C’est le « clickbait » ! C’est du flash, c’est rapide. On ne cherche pas à analyser. Sauf que la moitié du temps, c’est totalement faux. Ou alors, c’est « à moitié vrai » : on se sert d’un chiffre pour affirmer quelque chose en zappant le contexte. J’ai même vu des comptes reprendre sérieusement des infos du Gorafi ! C’est te dire le niveau !
Bref, cela revient à ce que je te disais tout à l’heure. Si le monde va mal, c’est toujours la faute des autres. Si tu cherches à expliquer les problèmes générés par le capitalisme, il suffit de dire que c’est les wokes ! Et voilà, c’est réglé. Sinon, c’est l’islam, ou les étrangers et ainsi de suite…
Peux-tu nous parler des haters ? Quelles sont les interactions avec tes différents publics selon les réseaux ?
J’ai arrêté de lire les commentaires sur Insta ! C’est la poubelle, vraiment. Certains se vantent ouvertement d’être nazis ! J’ai plus de commentaires sur TikTok, et c’est davantage nuancé. Du moment que cela reste sur les réseaux, ça va.

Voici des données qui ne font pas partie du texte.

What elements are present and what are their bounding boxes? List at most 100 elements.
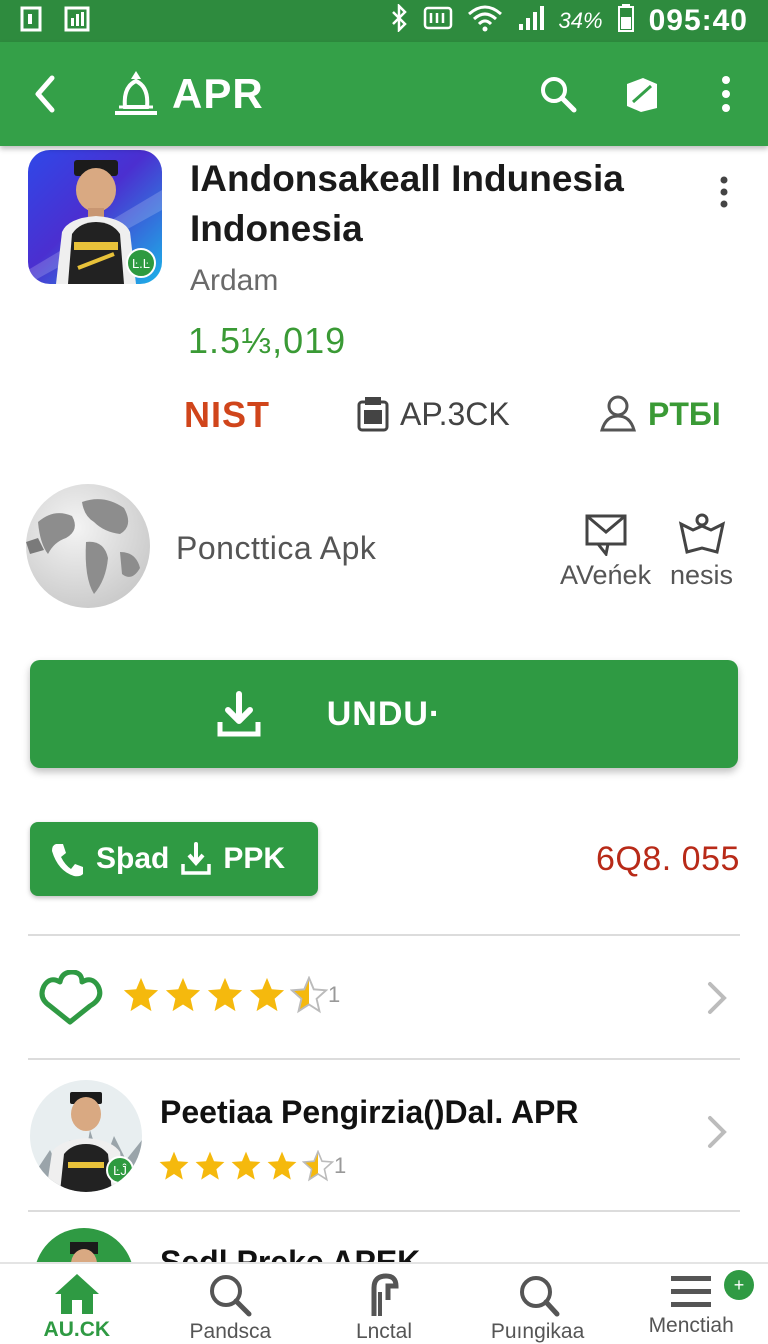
- bell-logo-icon: [106, 67, 166, 121]
- nav-label: Puıngikaa: [490, 1320, 585, 1343]
- badge-action[interactable]: nesis: [670, 512, 733, 591]
- star-icon: [249, 977, 285, 1012]
- package-icon: [357, 397, 389, 432]
- star-icon: [231, 1151, 261, 1180]
- app-title: IAndonsakeall Indunesia Indonesia: [190, 154, 670, 254]
- secondary-label: Sþad: [96, 842, 170, 875]
- home-icon: [54, 1274, 99, 1314]
- rating-row[interactable]: 1: [0, 940, 768, 1058]
- more-vertical-icon: [722, 76, 730, 112]
- app-bar: APR: [0, 42, 768, 146]
- message-icon: [585, 514, 627, 556]
- sim-icon: [20, 6, 42, 37]
- developer-name[interactable]: Ardam: [190, 264, 278, 298]
- rating-suffix: 1: [328, 982, 341, 1007]
- gallery-icon: [64, 6, 90, 37]
- verified-badge: Ŀ.Ŀ: [126, 248, 156, 278]
- download-icon: [217, 691, 261, 737]
- message-action[interactable]: AVeńek: [560, 512, 651, 591]
- search-icon: [519, 1276, 560, 1317]
- download-button[interactable]: UNDU·: [30, 660, 738, 768]
- file-size: 6Q8. 055: [596, 840, 740, 878]
- package-info: AP.3CK: [356, 394, 510, 434]
- source-label: Poncttica Apk: [176, 530, 377, 566]
- download-label: UNDU·: [326, 694, 442, 733]
- review-stars: 1: [158, 1150, 346, 1182]
- avatar: [34, 1228, 134, 1266]
- nav-item-search-2[interactable]: Puıngikaa: [461, 1264, 615, 1344]
- nav-item-local[interactable]: Lnctal: [307, 1264, 461, 1344]
- category-tag: NIST: [184, 394, 271, 435]
- hook-icon: [371, 1273, 399, 1316]
- notification-badge: +: [723, 1270, 754, 1300]
- nav-item-search[interactable]: Pandsca: [154, 1264, 308, 1344]
- nav-label: Pandsca: [189, 1320, 272, 1343]
- status-bar: 34% 095:40: [0, 0, 768, 42]
- star-icon: [159, 1151, 189, 1180]
- back-button[interactable]: [0, 42, 90, 146]
- star-icon: [195, 1151, 225, 1180]
- source-row: Poncttica Apk AVeńek nesis: [0, 478, 768, 618]
- review-item-partial[interactable]: Sedl Preke APEK: [0, 1216, 768, 1266]
- leaf-icon: [39, 970, 103, 1025]
- more-vertical-icon: [720, 176, 728, 208]
- review-item[interactable]: ĿĴ Peetiaa Pengirzia()Dal. APR 1: [0, 1064, 768, 1210]
- divider: [28, 1210, 740, 1212]
- globe-icon: [24, 482, 152, 610]
- star-icon: [207, 977, 243, 1012]
- nav-label: Menctiah: [648, 1314, 734, 1337]
- download-icon: [181, 842, 212, 875]
- package-label: AP.3CK: [400, 395, 510, 432]
- back-arrow-icon: [35, 75, 55, 113]
- audience-label: PTБI: [648, 395, 721, 432]
- nav-item-menu[interactable]: Menctiah +: [614, 1264, 768, 1344]
- secondary-download-button[interactable]: Sþad PPK: [30, 822, 318, 896]
- app-title-line1: IAndonsakeall Indunesia: [190, 158, 624, 199]
- message-action-label: AVeńek: [560, 560, 652, 590]
- nfc-icon: [423, 5, 453, 38]
- rating-stars: 1: [122, 976, 340, 1014]
- clock: 095:40: [648, 4, 748, 37]
- secondary-label2: PPK: [223, 842, 286, 875]
- user-icon: [600, 395, 636, 432]
- app-title-line2: Indonesia: [190, 208, 363, 249]
- nav-label: AU.CK: [43, 1318, 111, 1341]
- chevron-right-icon: [708, 1116, 727, 1148]
- divider: [28, 934, 740, 936]
- badge-icon: [678, 513, 725, 554]
- rating-suffix: 1: [334, 1153, 347, 1178]
- bottom-navigation: AU.CK Pandsca Lnctal Puıngikaa Menctiah …: [0, 1262, 768, 1344]
- divider: [28, 1058, 740, 1060]
- star-icon: [165, 977, 201, 1012]
- signal-icon: [517, 4, 545, 39]
- wifi-icon: [467, 4, 503, 39]
- battery-percent: 34%: [558, 8, 603, 33]
- bluetooth-icon: [389, 2, 409, 39]
- avatar: ĿĴ: [30, 1080, 142, 1192]
- verified-badge: ĿĴ: [106, 1156, 134, 1184]
- audience-info: PTБI: [598, 394, 721, 434]
- search-icon: [210, 1275, 252, 1317]
- star-icon: [123, 977, 159, 1012]
- star-icon: [267, 1151, 297, 1180]
- phone-icon: [52, 844, 83, 877]
- half-star-icon: [302, 1150, 334, 1182]
- review-title: Peetiaa Pengirzia()Dal. APR: [160, 1094, 579, 1130]
- nav-label: Lnctal: [355, 1320, 412, 1343]
- nav-item-home[interactable]: AU.CK: [0, 1264, 154, 1344]
- tag-icon: [627, 78, 657, 112]
- badge-action-label: nesis: [670, 560, 734, 590]
- more-options-button[interactable]: [684, 42, 768, 146]
- tag-button[interactable]: [600, 42, 684, 146]
- chevron-right-icon: [708, 982, 727, 1014]
- search-button[interactable]: [516, 42, 600, 146]
- app-bar-title: APR: [172, 70, 264, 117]
- app-menu-button[interactable]: [706, 172, 742, 212]
- app-header: Ŀ.Ŀ IAndonsakeall Indunesia Indonesia Ar…: [0, 146, 768, 366]
- download-count: 1.5⅓,019: [188, 320, 347, 361]
- menu-icon: [671, 1276, 712, 1307]
- meta-row: NIST AP.3CK PTБI: [0, 388, 768, 448]
- battery-icon: [617, 3, 635, 40]
- half-star-icon: [290, 976, 328, 1014]
- app-icon[interactable]: Ŀ.Ŀ: [28, 150, 162, 284]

L’an dernier j’ai eu un souci. Des membres de l’Action Française d’Amiens m’ont attendu à la sortie du taf. Il n’y a pas eu de conséquences particulières mais quand même ! J’étais en tenue de travail, et j’ai vu quatre personnes cagoulées dans une voiture. Ils s’étaient garés devant la mienne pour me bloquer. Je n’ai pas cherché à jouer. Je ne savais pas si ils étaient armés, alors je me suis enfermé à l’intérieur et j’ai attendu.
Ils voulaient se faire plaisir entre eux je pense. Genre « on va faire peur à un woke ». Mais c’est à peu près tout…
Tu reçois aussi énormément de soutien ! Tes followers te donnent de la force…
Oui, cela fait beaucoup de bien. On me dit que je fais du bon taf, et cela m’apporte au niveau personnel. Au delà de ça, c’est toujours bien de sentir que ces idées sont partagées par beaucoup de monde. Cela donne espoir. J‘ai reçoit aussi beaucoup de critiques de gens plutôt bienveillants.
Ce bon cliché des gauchistes qui passent presque autant à se taper entre eux qu’à taper sur la droite. C’est bête, mais c’est vrai ! (Rires). Deux anars qui ne lisent pas le même bouquin peuvent s’entre-déchirer ! Au final, ce qui compte pour moi, ce sont les retours constructifs. Le reste, ce n’est que du détail.